The port ahead of the valve on the long side can have a groove or a step just under the seat to catch any liquid fuel and turbulate the local boundary layer to cause mixing. Ditching or leaving a lip on the backside of the valve can also help at low lifts. Also, a sharp edge lip on the sparkplug side of the port merge into the chamber roof can be helpful in putting fuel traveling along this surface back into the air stream. Then of course there’s dimpling. Certainly leaving an as cast or as ground in the case of ported passages rather than polishing the ports is very helpful in keeping the boundary layer invigorated, thus mixing liquid fuel back into the air stream. This is especially important with divergent cross sections where a high adhesion surface causes a thick and viscous boundary layer to form. This is a place where fuel will condense and fall out of suspension as a liquid and dribble along the metal surface. The valve pocket is one of these places where the mixture is allowed to expand, loosing velocity and regaining pressure. The expansion reduces temperature, this combined with the loss of velocity is a recipe for fuel to condense out of the mixture and run as a liquid along the walls. Among other things this can tell you that the ports are too big for the engine’s displacement and rev range. This is more of a problem with hot street engines, short circle or road track engines where there are large changes in throttle position over fairly short periods of time.

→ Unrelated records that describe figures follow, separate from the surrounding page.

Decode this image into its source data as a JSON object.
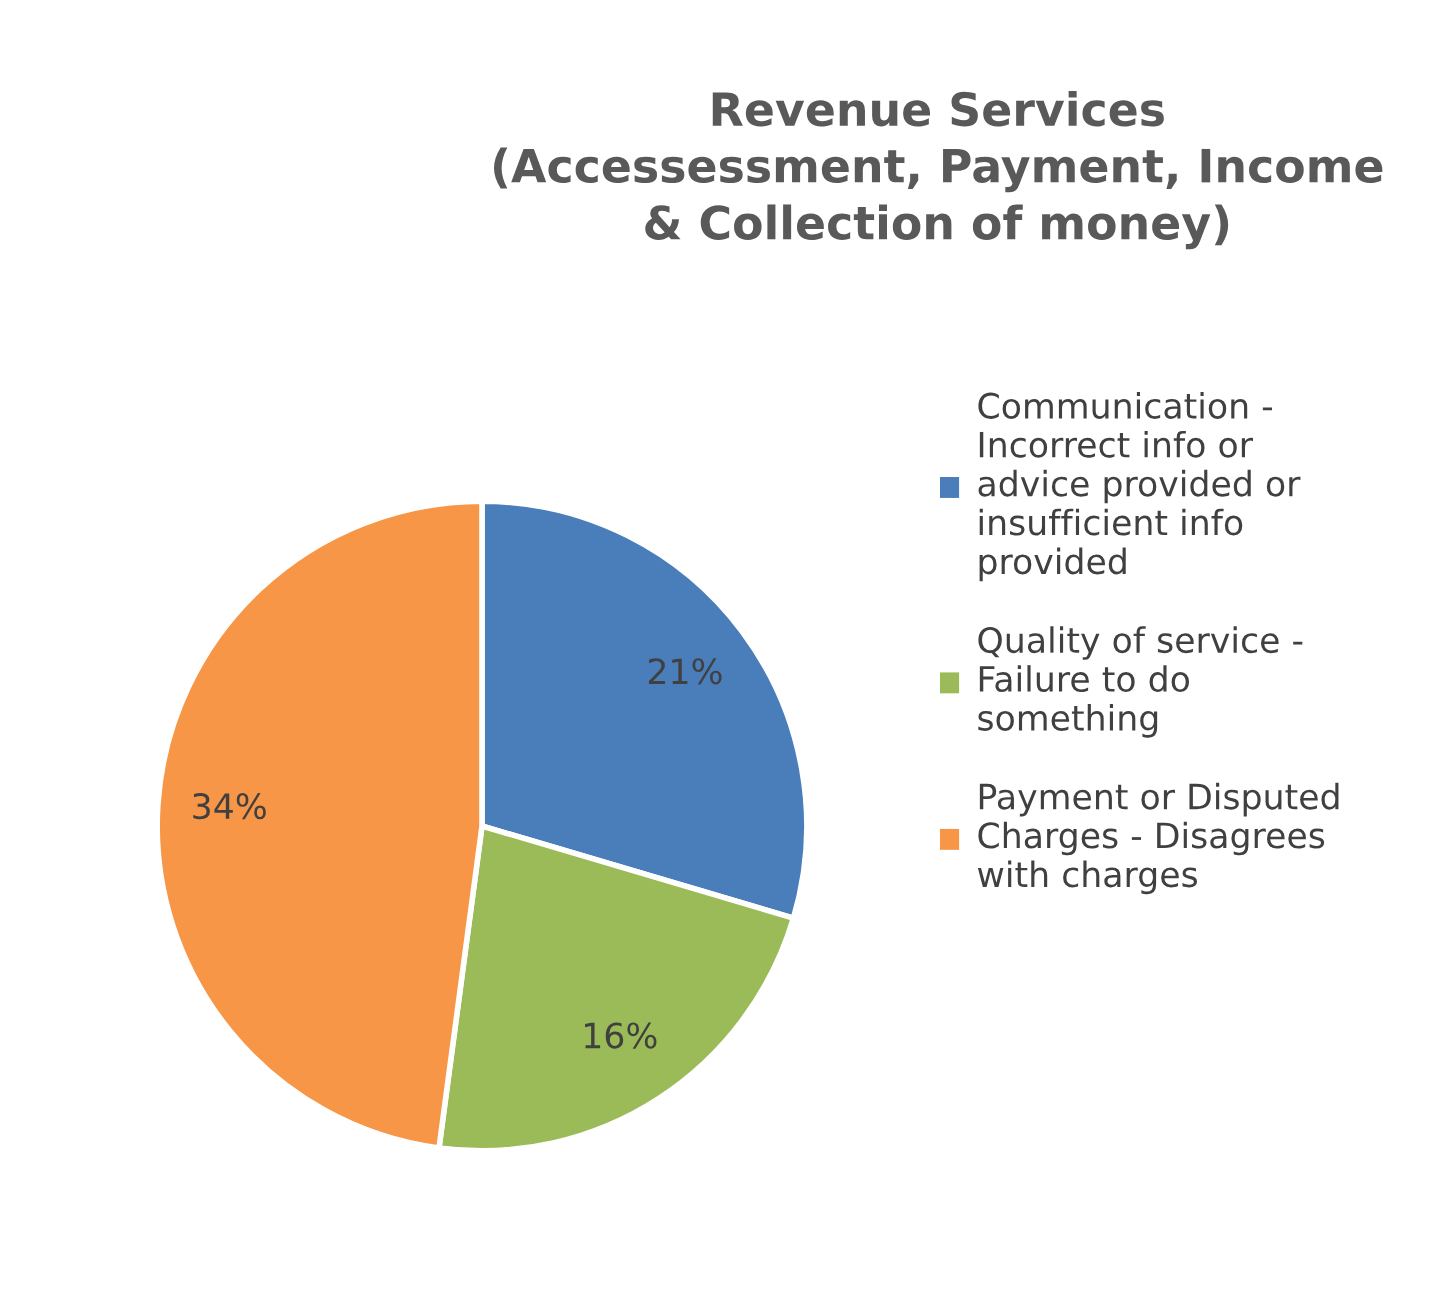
{
  "chart_data": {
    "type": "pie",
    "title": "Revenue Services\n(Accessessment, Payment, Income\n& Collection of money)",
    "categories": [
      "Communication -\nIncorrect info or\nadvice provided or\ninsufficient info\nprovided",
      "Quality of service -\nFailure to do\nsomething",
      "Payment or Disputed\nCharges - Disagrees\nwith charges"
    ],
    "values": [
      21,
      16,
      34
    ],
    "colors": [
      "#4a7ebb",
      "#9bbb59",
      "#f79646"
    ],
    "value_labels": [
      "21%",
      "16%",
      "34%"
    ],
    "legend": "right"
  }
}
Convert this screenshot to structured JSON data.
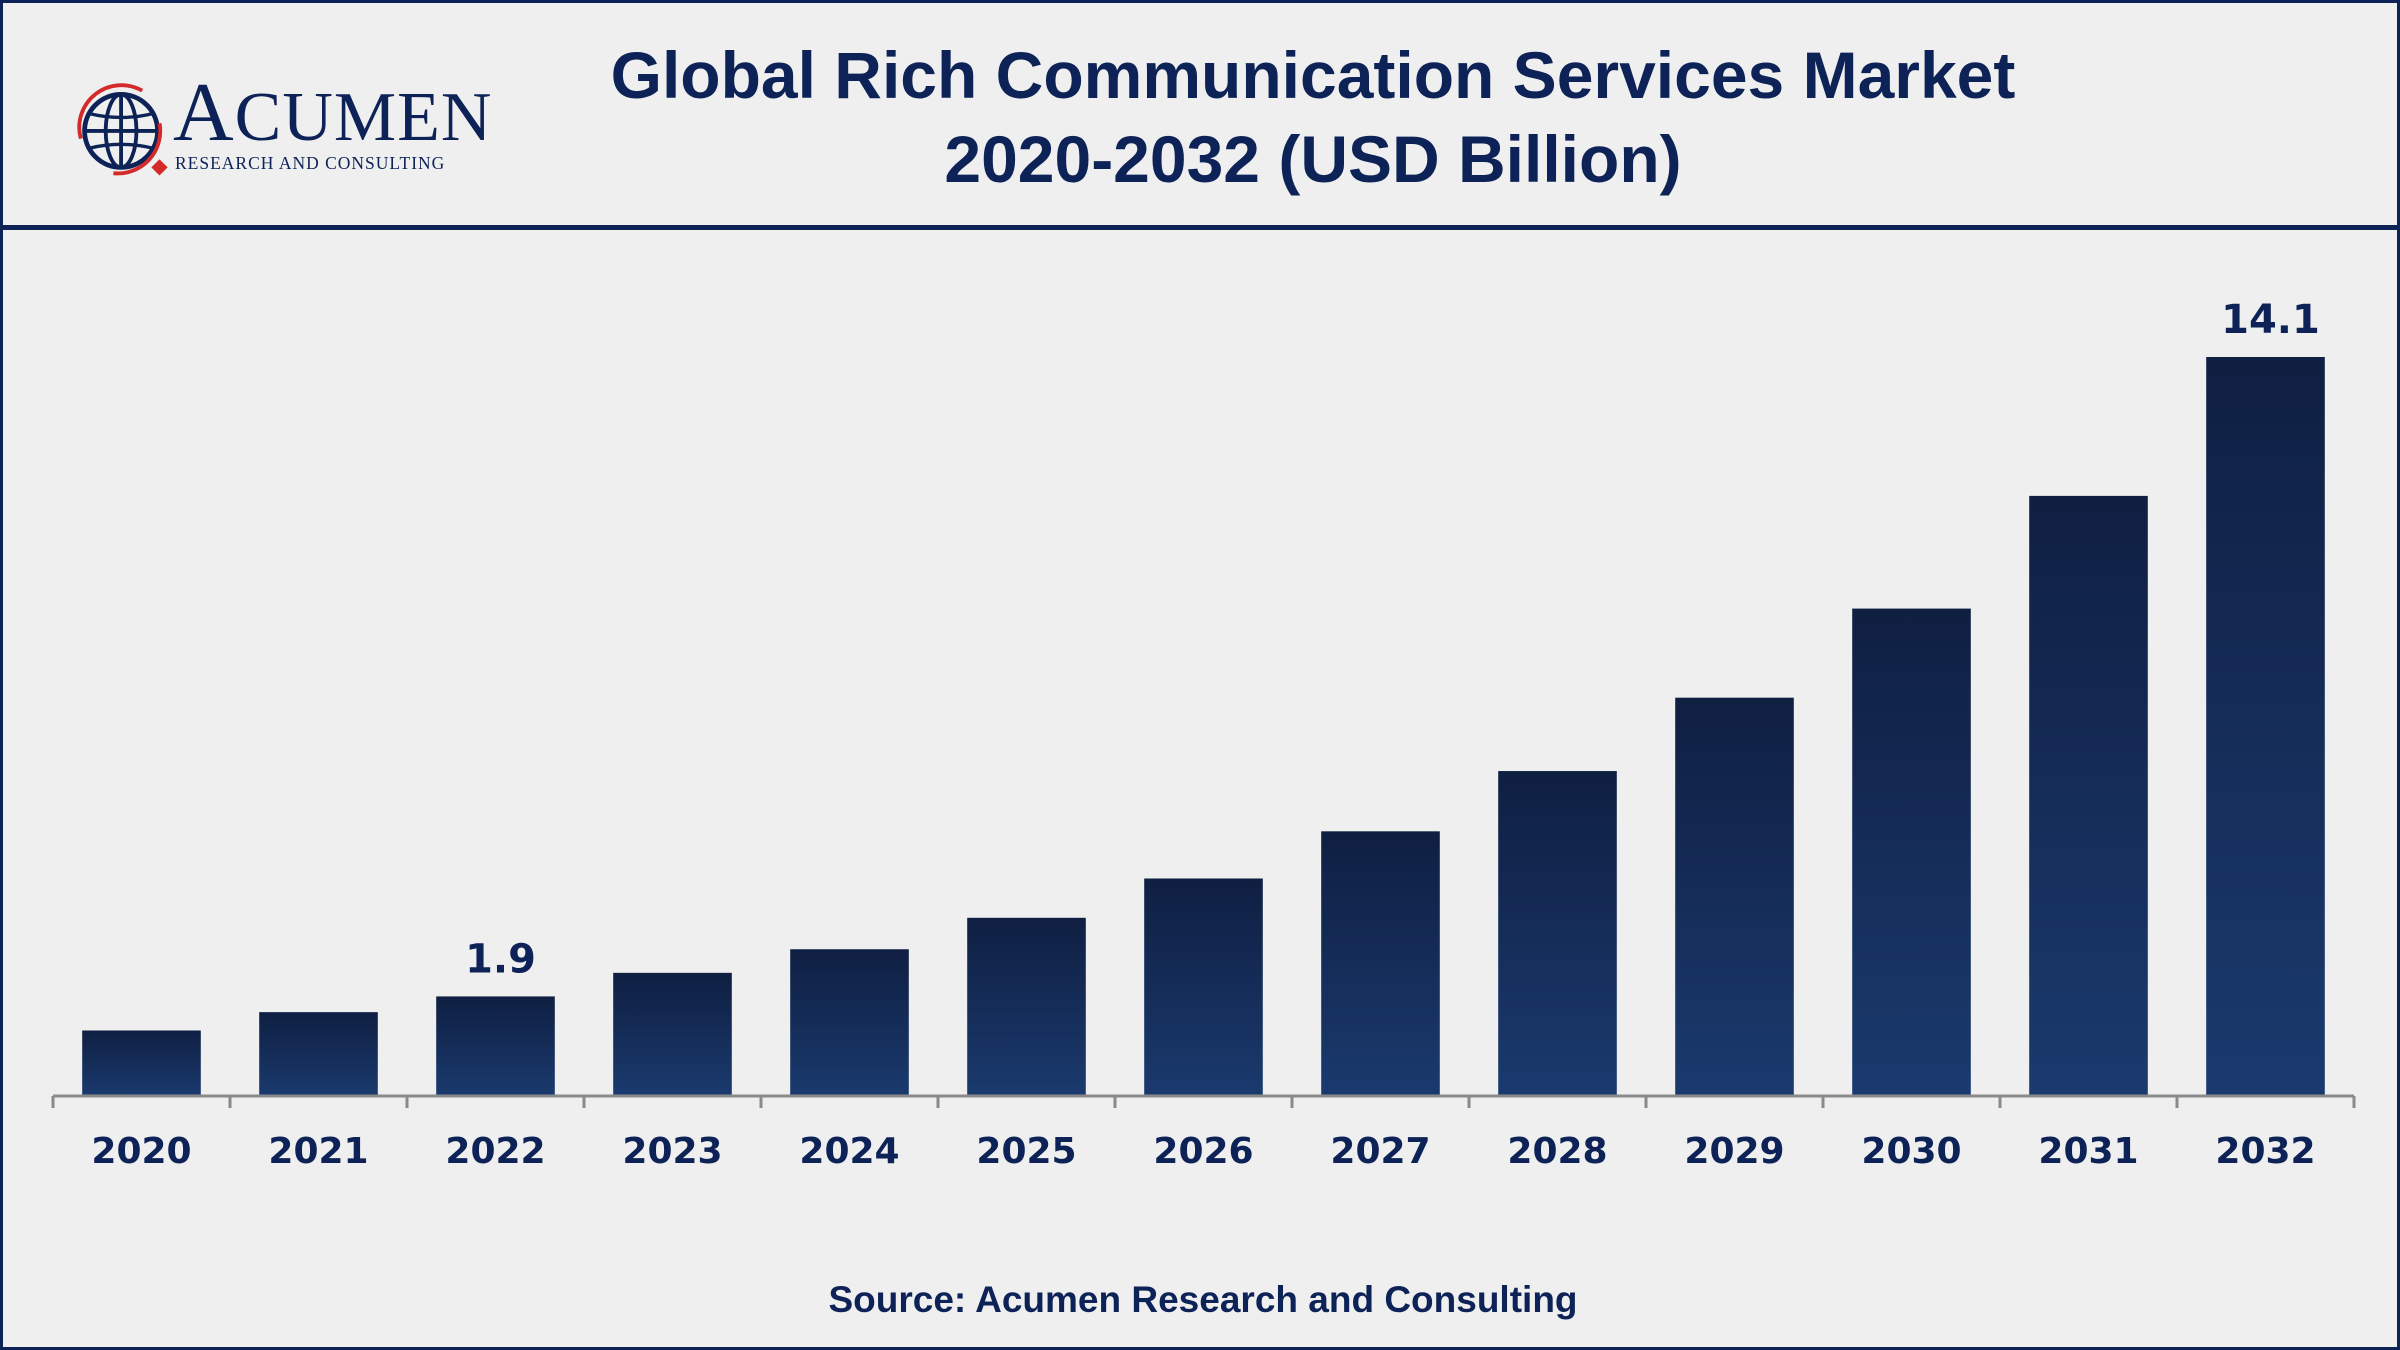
{
  "header": {
    "title_line1": "Global Rich Communication Services Market",
    "title_line2": "2020-2032 (USD Billion)"
  },
  "logo": {
    "name": "ACUMEN",
    "tagline": "RESEARCH AND CONSULTING"
  },
  "footer": {
    "source": "Source: Acumen Research and Consulting"
  },
  "colors": {
    "brand": "#0d2256",
    "bar_top": "#0f1f42",
    "bar_bottom": "#1a3a6e",
    "axis": "#8a8a8a",
    "background": "#efefef"
  },
  "chart_data": {
    "type": "bar",
    "categories": [
      "2020",
      "2021",
      "2022",
      "2023",
      "2024",
      "2025",
      "2026",
      "2027",
      "2028",
      "2029",
      "2030",
      "2031",
      "2032"
    ],
    "values": [
      1.25,
      1.6,
      1.9,
      2.35,
      2.8,
      3.4,
      4.15,
      5.05,
      6.2,
      7.6,
      9.3,
      11.45,
      14.1
    ],
    "data_labels": [
      {
        "category": "2022",
        "text": "1.9"
      },
      {
        "category": "2032",
        "text": "14.1"
      }
    ],
    "ylim": [
      0,
      14.1
    ],
    "grid": false,
    "legend": "none"
  }
}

For a competition engine that sees frequent teardowns for inspection it’s pretty easy to see the effects of fuel wash. Street engines are harder to diagnose since we don’t tend to open them up very often. On the street this can get to be a big problem when long duration high lift cams are run at highway speeds and in stop and go traffic. Long duration, high lift cams kill port velocity at low speeds and fuel drop out can become a big problem. A simple solution is port injection where the fuel is put in at the valve under considerable pressure. The fuel stream is designed to hit the hot backside of the intake valve where there is a major air flow at all lifts. The physical impact of fuel on the valve breaks up the stream into a fine mist that is drawn in with the air flow. This gets around the manifold flow problems found with carburetors and throttle body fuel injection. This rather takes us back to intake design with a competition engine.
When performing head off inspection on an engine that isn’t accumulating hundreds or thousands of miles, one can plainly see fuel wash. On a cylinder by cylinder basis it’s possible to see individual cylinders that may be running rich due to fuel separation problems of the manifold. To some extent these mixture problems can be managed by changing passage shape, ditching and damming the passages to force fuel where it’s needed. But this typically entails a lot of “cut and try” effort.
There’s no way around the fact that you’ve pretty much have to go through a season with a set up, tuning and refining it to get it on the competitive edge for the next season.